Seems all the proofs I saw are by construction, what if the construction is so hard that one can not possibly construct it by hand. Is it possible to prove the homomorphism without having to construct it? That's why I have this question.
(The tag should be homomorphism but I can only choose an existing one)
Generally speaking, either the construction will be relatively simple and intuitive or the objects won't be isomorphic at all. There is a way to avoid explicit constructions in certain cases, though: that's what invariants are for. Informally speaking, an invariant is a "juice" that you squeeze out of an object that depends only on a certain structure of that object. If you squeeze different juices out of different objects, then the objects can't be the same (as in, equivalent under the notion of equivalence you're working with - isomorphic, homeomorphic, diffeomorphic, ...). On the other hand, getting the same "juice" from different objects doesn't always guarantee the objects are equivalent. This is wonderful to decide when two objects can be equivalent. What are explicit examples of this?

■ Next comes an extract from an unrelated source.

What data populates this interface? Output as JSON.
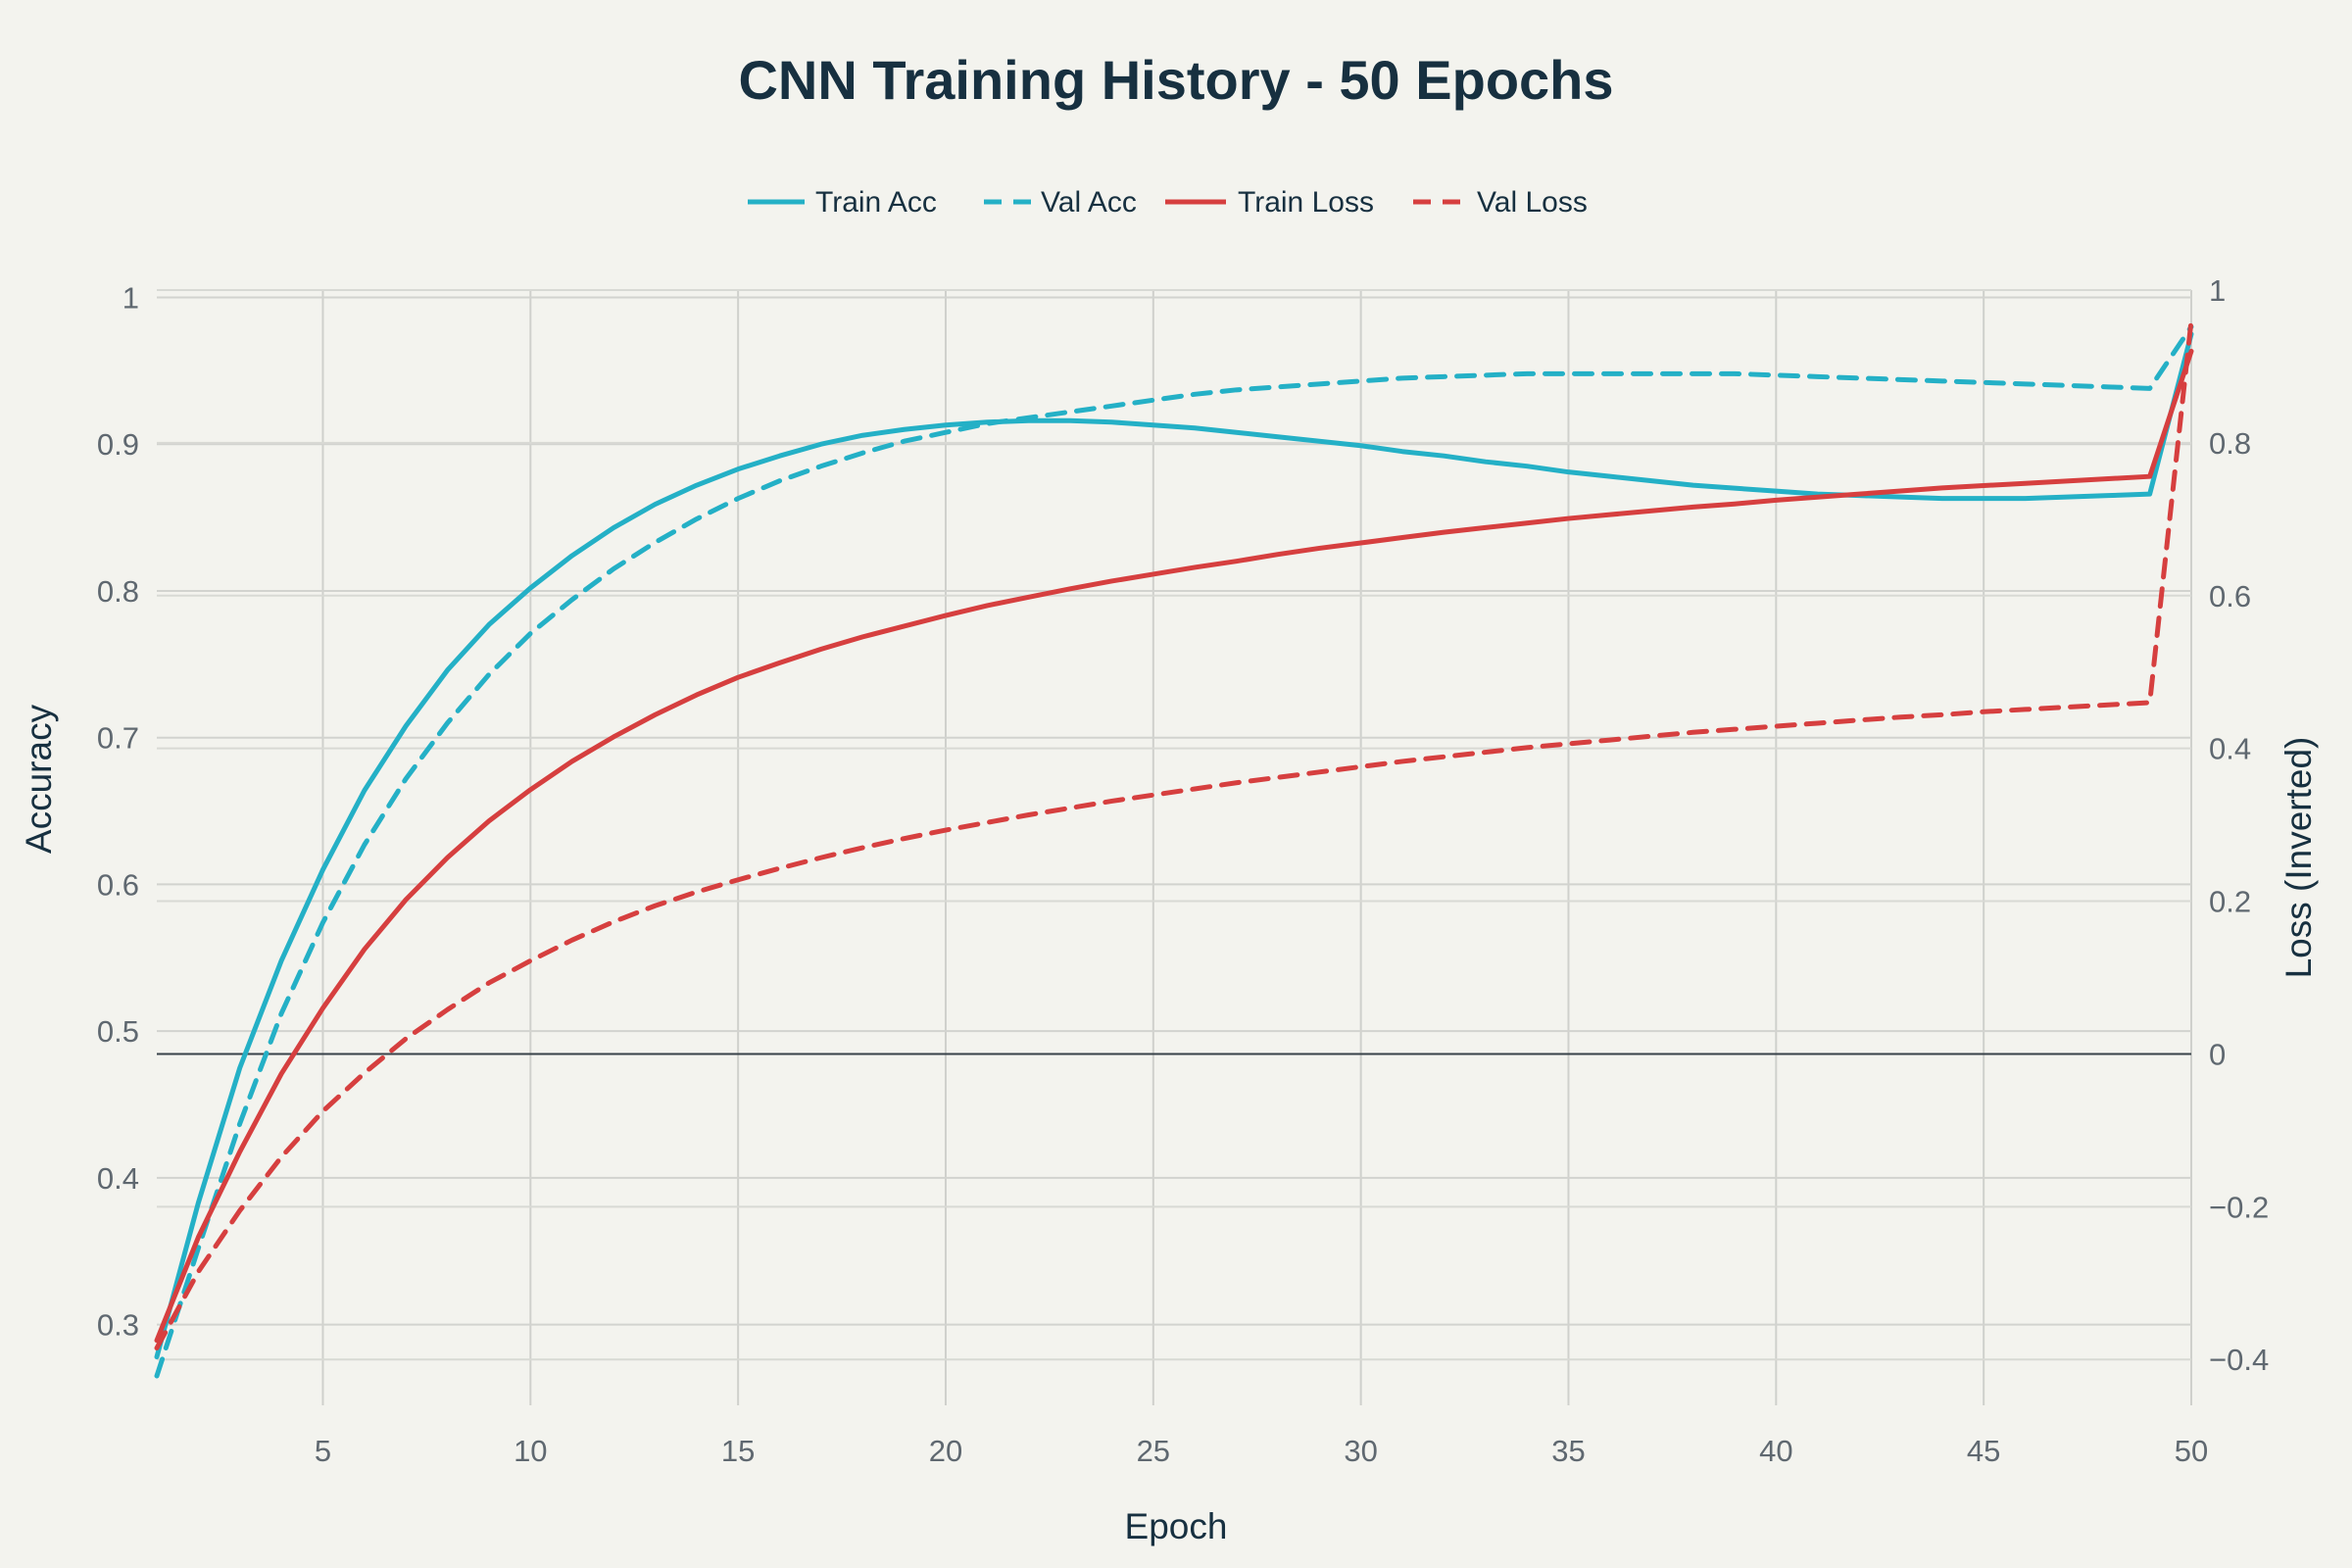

The dimension of a finite vector space is an algebraic invariant: it completely determines (up to isomorphism) its vector space structure, i.e, finite vector spaces with the same dimension are isomorphic. The Gaussian/sectional curvature is a geometric invariant (depends only on the geometrical structure of the manifold): objects (in that case manifolds) with different sectional curvatures are never isometric. In this case the curvature doesn't determine the geometric structure, though: there are surfaces with identical Gaussian curvatures which are not locally isometric. On the other hand, the Gaussian curvature is a geometrical invariant of surfaces of constant Gaussian curvature: two surfaces with the same constant Gaussian curvature are necessarily isometric. In this case, the "juice" you extracted was the curvature. Other examples: the fundamental group is a topological invariant - an homeomorphism must always preserve the fundamental group. But spaces with the same fundamental group need not be even homotopy equivalent. The Euler characteristic is a topological invariant that doesn't determine the topology of your space, but it is a topological invariant of compact orientable (or non orientable) surfaces which does determine topology in that case.
Finding algebraic invariants for even finite groups is pretty hard though, it's actually a research topic.